1. Grounds for Termination
It is impossible to make an exact list of grounds for termination as such grounds are serious breaches of obligations and in case of a dispute the court decides on a case by case basis on the lawfulness of the termination taking into account the type of the breach, the provisions of the employment contract and the employee’s job position.
2. Collective Dismissals
If the employer, based on the average statistical number of its workforce in the half-year period preceding its decision, intends to terminate the employment relationship within a 30-day period
- of at least 10 employees if it employs more than 20 and less than 100 employees; or
- of at least 10 % of its employees if it employs at least 100 but less than 300 employees; or
- of at least 30 employees if it employs at least 300 employees
3. Individual Dismissals
a.

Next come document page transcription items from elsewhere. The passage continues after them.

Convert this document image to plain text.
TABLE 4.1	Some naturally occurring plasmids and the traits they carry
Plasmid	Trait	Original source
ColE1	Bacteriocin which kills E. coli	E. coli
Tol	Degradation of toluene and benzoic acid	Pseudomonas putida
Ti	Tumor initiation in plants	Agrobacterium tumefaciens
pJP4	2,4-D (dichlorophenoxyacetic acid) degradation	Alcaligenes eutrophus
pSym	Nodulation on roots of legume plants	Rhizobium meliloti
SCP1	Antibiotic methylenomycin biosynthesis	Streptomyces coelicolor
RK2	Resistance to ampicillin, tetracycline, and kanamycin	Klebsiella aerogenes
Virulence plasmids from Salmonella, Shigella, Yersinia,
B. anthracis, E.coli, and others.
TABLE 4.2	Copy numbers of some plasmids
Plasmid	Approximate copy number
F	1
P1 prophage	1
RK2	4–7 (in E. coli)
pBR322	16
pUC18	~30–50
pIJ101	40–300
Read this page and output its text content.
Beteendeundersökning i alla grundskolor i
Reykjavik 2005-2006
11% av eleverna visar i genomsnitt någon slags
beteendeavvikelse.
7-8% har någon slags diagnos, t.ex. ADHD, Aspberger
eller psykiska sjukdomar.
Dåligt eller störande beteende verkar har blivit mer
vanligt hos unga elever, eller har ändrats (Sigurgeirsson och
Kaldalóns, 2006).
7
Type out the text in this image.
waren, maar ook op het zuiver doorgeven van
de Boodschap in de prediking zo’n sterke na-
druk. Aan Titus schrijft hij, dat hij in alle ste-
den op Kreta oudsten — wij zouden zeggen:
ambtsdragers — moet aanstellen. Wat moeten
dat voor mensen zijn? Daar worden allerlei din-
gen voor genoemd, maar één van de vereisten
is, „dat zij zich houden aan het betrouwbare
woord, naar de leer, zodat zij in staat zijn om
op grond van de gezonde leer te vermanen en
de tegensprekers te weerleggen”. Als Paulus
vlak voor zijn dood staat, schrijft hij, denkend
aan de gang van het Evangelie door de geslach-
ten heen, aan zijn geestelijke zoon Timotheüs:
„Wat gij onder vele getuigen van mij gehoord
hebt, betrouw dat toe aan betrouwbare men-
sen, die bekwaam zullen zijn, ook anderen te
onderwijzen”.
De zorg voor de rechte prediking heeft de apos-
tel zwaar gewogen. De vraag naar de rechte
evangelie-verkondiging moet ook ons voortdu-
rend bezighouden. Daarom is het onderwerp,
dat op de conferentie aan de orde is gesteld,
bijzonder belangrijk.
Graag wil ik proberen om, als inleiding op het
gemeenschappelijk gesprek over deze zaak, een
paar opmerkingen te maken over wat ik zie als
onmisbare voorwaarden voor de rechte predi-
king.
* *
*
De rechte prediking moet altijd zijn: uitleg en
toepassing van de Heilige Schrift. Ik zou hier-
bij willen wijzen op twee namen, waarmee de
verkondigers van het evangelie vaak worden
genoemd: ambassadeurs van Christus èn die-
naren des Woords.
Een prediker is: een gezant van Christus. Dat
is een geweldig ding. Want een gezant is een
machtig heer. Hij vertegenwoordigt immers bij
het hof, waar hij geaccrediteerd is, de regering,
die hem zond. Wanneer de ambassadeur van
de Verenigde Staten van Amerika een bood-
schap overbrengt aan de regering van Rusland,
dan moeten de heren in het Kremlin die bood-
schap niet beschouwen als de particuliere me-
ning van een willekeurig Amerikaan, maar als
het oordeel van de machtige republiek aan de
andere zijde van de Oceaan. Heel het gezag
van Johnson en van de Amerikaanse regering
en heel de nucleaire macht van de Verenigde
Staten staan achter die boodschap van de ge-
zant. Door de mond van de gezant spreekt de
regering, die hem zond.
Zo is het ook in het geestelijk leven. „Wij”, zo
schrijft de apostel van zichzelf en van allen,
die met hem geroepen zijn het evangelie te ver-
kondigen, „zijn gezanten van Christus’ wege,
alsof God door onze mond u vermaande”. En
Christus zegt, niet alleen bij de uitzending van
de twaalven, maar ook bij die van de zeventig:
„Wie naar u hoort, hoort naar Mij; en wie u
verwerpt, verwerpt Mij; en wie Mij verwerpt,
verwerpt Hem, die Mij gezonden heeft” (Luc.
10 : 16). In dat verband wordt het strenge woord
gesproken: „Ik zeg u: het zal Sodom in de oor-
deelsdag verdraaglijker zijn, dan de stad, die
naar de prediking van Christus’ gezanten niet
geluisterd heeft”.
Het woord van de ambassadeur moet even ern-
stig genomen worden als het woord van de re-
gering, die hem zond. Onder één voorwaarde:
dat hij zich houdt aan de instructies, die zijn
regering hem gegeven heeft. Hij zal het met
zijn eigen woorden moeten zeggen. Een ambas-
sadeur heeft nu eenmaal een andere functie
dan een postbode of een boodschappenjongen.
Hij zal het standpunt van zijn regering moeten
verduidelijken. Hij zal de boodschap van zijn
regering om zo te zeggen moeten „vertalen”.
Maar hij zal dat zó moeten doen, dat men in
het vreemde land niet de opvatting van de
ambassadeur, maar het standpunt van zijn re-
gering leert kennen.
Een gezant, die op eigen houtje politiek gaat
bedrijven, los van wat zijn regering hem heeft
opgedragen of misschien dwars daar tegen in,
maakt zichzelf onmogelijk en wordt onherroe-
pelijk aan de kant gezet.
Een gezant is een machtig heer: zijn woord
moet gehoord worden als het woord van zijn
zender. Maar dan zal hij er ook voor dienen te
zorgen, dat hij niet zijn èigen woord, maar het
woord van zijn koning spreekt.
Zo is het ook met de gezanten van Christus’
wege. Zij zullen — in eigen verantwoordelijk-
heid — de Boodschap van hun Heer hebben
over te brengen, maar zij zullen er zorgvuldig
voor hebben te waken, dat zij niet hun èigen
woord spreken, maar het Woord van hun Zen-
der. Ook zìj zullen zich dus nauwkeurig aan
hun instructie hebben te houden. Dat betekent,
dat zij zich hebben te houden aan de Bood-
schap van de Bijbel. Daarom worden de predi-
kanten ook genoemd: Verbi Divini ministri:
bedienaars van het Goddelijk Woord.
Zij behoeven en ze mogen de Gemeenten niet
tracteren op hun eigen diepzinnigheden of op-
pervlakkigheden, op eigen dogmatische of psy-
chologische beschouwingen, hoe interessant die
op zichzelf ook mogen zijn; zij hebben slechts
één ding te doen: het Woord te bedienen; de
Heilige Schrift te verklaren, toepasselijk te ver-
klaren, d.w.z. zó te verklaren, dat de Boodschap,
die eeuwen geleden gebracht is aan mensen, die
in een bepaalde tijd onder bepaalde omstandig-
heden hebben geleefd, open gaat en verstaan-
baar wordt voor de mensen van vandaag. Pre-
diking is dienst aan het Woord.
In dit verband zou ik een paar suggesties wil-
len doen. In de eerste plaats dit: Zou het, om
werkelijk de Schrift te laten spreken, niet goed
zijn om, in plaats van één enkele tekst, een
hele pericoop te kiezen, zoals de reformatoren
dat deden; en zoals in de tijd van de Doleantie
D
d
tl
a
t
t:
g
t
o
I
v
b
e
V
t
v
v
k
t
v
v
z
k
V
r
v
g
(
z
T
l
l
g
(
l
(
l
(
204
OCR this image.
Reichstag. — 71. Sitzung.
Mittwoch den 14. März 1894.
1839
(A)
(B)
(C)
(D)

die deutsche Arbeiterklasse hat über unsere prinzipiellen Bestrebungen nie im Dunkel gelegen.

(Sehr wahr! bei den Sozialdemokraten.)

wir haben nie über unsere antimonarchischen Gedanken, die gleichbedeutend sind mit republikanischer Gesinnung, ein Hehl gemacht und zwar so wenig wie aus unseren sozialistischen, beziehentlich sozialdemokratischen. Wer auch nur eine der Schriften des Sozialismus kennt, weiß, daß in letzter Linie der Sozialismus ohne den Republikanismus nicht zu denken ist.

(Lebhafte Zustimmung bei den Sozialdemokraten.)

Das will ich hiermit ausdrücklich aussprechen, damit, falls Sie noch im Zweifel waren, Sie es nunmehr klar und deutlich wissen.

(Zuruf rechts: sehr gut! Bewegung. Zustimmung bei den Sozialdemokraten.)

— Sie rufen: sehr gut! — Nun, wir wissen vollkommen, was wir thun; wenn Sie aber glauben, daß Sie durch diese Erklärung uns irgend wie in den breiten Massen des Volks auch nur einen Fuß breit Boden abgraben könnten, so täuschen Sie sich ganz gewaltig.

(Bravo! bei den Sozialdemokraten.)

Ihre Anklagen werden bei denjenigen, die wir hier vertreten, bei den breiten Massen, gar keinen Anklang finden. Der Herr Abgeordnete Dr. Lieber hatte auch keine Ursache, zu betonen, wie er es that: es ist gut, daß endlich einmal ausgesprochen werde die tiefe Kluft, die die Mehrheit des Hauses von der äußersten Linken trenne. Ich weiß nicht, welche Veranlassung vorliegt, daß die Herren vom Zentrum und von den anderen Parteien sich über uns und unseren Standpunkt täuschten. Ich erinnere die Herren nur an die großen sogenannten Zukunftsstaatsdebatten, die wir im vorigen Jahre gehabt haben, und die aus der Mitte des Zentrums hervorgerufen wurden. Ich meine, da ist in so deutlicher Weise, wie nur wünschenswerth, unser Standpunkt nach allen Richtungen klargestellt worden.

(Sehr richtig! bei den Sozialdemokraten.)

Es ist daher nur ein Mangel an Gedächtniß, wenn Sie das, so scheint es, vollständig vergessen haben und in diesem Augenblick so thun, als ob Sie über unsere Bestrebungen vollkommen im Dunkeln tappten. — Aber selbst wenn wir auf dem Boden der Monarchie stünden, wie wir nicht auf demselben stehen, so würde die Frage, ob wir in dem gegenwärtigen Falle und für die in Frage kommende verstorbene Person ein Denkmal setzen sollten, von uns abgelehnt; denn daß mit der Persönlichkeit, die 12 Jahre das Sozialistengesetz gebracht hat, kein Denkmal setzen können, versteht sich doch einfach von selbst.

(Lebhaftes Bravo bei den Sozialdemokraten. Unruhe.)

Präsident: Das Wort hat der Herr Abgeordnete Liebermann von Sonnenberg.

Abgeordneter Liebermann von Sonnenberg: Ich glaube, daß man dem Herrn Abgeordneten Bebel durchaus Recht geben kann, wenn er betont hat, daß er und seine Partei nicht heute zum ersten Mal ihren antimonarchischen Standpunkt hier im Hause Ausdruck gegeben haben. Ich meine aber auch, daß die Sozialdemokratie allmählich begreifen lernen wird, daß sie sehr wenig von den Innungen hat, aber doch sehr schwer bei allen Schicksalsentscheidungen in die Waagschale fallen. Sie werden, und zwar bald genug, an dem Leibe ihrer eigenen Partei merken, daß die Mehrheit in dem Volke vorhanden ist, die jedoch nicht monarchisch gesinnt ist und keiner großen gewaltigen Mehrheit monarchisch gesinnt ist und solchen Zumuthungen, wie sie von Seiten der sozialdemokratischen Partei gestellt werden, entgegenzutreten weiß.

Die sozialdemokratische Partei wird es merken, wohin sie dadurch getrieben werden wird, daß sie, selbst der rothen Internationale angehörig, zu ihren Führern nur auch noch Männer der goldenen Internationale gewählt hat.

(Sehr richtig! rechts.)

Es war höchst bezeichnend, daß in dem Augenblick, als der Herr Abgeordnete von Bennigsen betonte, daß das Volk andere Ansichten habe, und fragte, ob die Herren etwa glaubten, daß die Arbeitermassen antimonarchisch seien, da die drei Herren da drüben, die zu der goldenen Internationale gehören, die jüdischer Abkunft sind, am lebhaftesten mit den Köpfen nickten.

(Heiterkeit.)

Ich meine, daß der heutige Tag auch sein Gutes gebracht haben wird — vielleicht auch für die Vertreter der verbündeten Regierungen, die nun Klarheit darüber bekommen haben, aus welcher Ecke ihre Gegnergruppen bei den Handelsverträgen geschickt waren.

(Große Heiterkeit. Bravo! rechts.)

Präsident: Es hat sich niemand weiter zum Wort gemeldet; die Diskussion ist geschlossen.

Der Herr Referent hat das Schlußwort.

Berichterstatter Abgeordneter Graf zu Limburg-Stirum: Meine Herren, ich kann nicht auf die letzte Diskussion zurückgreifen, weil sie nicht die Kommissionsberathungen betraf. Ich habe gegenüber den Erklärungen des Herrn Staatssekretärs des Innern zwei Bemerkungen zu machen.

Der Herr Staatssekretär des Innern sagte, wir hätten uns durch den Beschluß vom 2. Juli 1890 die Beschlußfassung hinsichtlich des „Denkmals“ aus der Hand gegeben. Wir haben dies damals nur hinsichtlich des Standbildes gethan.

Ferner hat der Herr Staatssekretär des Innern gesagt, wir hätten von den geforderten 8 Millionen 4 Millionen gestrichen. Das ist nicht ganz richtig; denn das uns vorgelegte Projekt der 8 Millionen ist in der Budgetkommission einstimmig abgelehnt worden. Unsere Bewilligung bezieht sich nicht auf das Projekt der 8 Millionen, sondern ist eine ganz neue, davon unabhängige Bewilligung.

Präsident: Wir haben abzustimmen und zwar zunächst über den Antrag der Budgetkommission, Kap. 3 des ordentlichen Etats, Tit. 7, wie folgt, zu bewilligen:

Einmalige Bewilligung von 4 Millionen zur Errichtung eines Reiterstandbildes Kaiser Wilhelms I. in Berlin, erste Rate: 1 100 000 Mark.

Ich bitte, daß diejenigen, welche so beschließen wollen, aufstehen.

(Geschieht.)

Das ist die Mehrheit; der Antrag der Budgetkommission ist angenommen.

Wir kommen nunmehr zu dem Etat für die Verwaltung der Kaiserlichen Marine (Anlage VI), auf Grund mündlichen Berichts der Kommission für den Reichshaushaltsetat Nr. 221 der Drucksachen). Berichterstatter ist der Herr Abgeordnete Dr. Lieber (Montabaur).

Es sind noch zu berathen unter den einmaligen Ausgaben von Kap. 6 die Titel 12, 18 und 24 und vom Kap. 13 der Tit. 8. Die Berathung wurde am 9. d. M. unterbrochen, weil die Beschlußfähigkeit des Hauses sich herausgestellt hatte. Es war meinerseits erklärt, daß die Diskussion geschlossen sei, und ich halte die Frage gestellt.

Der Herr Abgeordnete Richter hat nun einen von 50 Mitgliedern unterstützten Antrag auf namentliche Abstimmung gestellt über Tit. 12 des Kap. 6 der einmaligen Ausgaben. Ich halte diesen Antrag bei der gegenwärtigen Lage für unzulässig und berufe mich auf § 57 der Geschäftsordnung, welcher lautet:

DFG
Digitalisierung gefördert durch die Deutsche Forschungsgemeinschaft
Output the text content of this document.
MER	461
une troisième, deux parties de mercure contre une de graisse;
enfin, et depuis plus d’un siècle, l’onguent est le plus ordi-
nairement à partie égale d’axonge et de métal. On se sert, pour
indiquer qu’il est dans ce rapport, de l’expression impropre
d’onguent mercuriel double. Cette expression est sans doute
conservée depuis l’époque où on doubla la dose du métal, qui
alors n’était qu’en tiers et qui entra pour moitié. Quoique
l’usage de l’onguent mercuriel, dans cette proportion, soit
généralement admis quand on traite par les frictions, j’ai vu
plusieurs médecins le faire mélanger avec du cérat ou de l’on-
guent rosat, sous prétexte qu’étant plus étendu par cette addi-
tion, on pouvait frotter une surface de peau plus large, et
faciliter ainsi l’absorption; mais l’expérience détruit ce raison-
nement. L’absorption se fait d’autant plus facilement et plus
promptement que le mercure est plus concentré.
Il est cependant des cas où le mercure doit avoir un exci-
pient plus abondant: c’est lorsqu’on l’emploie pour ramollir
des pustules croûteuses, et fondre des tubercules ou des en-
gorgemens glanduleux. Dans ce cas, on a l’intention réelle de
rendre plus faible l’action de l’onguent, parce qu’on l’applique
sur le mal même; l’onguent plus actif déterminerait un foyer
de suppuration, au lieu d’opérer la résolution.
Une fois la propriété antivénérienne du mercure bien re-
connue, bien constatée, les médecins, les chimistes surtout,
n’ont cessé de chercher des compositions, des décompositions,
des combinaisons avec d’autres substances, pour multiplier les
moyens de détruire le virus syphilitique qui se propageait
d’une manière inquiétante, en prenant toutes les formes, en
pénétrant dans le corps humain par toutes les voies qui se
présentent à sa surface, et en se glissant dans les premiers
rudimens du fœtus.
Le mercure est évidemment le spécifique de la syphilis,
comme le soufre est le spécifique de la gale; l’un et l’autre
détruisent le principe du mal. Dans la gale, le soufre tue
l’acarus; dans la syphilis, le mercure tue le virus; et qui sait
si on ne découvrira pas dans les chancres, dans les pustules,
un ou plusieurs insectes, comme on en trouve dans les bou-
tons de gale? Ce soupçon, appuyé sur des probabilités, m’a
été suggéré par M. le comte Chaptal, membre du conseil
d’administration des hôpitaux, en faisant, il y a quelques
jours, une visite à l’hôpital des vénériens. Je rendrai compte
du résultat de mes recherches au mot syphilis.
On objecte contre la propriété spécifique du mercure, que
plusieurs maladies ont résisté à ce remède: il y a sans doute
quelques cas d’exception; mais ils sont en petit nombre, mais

Is severance pay required?
The employee is entitled to severance payment if the employment is terminated by the employer and the employee is employed by the employer for at least 3 years.
The employee is not entitled to a severance payment if the reason for termination is the employee’s behaviour or ability to work (except health issues).
4. Separation Agreements
a. Is a Separation Agreement required or considered best practice?
A separation agreement is not required by the Hungarian labour law but it is a good choice to avoid further disputes, as after its conclusion the parties can challenge its validity only in few cases (e.g. in case of duress or deception).
b. What are the standard provisions of a Separation Agreement?
The standard provisions of a separation agreement are the following:
- date of the termination of employment relationship;
- provisions on payment by the employer;
- non-compete provisions (if any)
c. Does the age of the employee make a difference?
Persons above 16 years can be employees.
d. Are there additional provisions to consider?
It depends on the circumstances of the given case.
5. Remedies for employee seeking to challenge wrongful termination
Generally speaking, the employer terminates the employment relationship unlawfully if he does not meet the respective substantive or procedural rules. The employee can claim damages related to the unlawful termination of the employment relationship, however, the damages claimed as lost income are limited by law; they cannot exceed the sum of a 12-month absence fee of the employee. In addition to these 12-month capped damages, the employee can claim the unpaid severance pay if he did not receive severance pay at the time of the termination, however, he would have been entitled to it. In lieu of damages, he can claim the absence fee for the notice period. Furthermore, in certain cases (see the chapter on void dismissal), the employee can request the restoration of his employment relationship.